This will be an article that tells you what expected goals (xG) is, what it isn’t, and solves all the debates about it once and for all. Or, at least, I expect it to.
At its simplest, the statistic is a measure of chance quality. Shots are given an xG value based on a number of factors, like where a shot was taken and what led up to it (there’s more on this here).
Most confusion around the metric, and how it’s used, probably comes down to the word ‘expected’. It’s there because of xG’s value in predicting how many goals a team will score in the future, based on how many expected goals they’ve had to date. Generally, xG performs better at this than the actual goals a team’s scored up to that point, and also better than the number of shots.

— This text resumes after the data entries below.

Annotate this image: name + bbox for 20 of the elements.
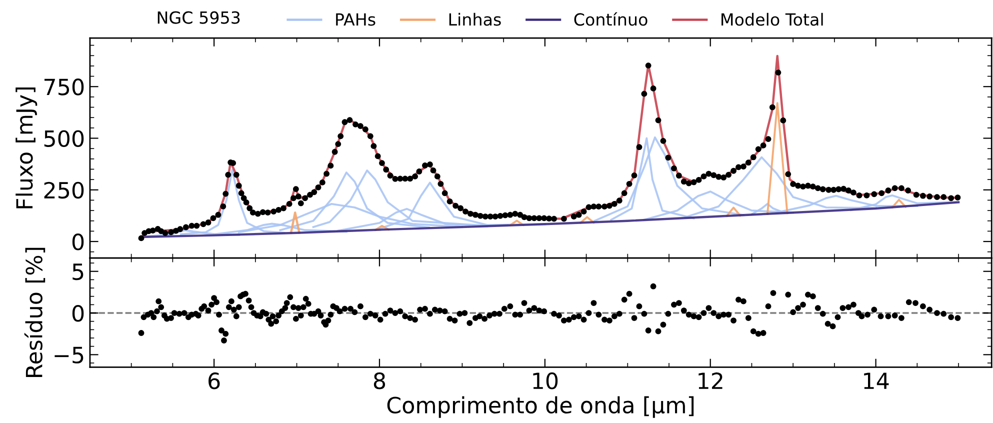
x-tick-label: 6 (208, 372, 220, 390)
legend-label: Linhas (449, 12, 501, 26)
legend-label: Modelo Total (722, 12, 823, 26)
y-tick-label: 0 (72, 304, 84, 322)
y-tick-label: 500 (44, 130, 84, 147)
legend-label: PAHs (336, 13, 376, 26)
x-tick-label: 10 (533, 372, 558, 390)
y-tick-label: 250 (44, 182, 84, 199)
y-tick-label: 0 (72, 233, 84, 250)
y-tick-label: 750 (44, 78, 84, 96)
x-axis-title: Comprimento de onda [μm] (387, 396, 694, 418)
y-tick-label: 5 (72, 264, 84, 280)
legend-title: NGC 5953 (158, 11, 240, 24)
y-axis-title: Fluxo [mJy] (16, 88, 38, 208)
x-tick-label: 14 (864, 372, 889, 389)
y-tick-label: −5 (54, 346, 84, 364)
y-axis-title: Resíduo [%] (24, 248, 46, 377)
x-tick-label: 12 (698, 372, 722, 389)
legend-label: Contínuo (574, 12, 648, 26)
x-tick-label: 8 (374, 372, 386, 390)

However, most of the time that expected goals is used, it’s used as a ‘descriptive’ statistic: to describe what’s already happened. “The xG in this match was 1.2 to 0.9”, “this player has scored 10 goals from 5.6xG”, “this team are underperforming their expected goals” — all descriptive uses of the stat.
This matters because xG isn’t some kind of safety net when talking about what’ll happen in the future; it only means that the expected goals will be a bit better of an indicator than goals and shots. The potential potholes in analysing football often still remain.
To break this down, let’s separate the causes of football results into three broad categories: luck, form, and genuine quality. Genuine quality could be like saying that a player is capable of 6/10 performances to 8/10 ones; good form might be a run of 8/10 matches; and luck might be that one of their mishit crosses floated into the back of the net.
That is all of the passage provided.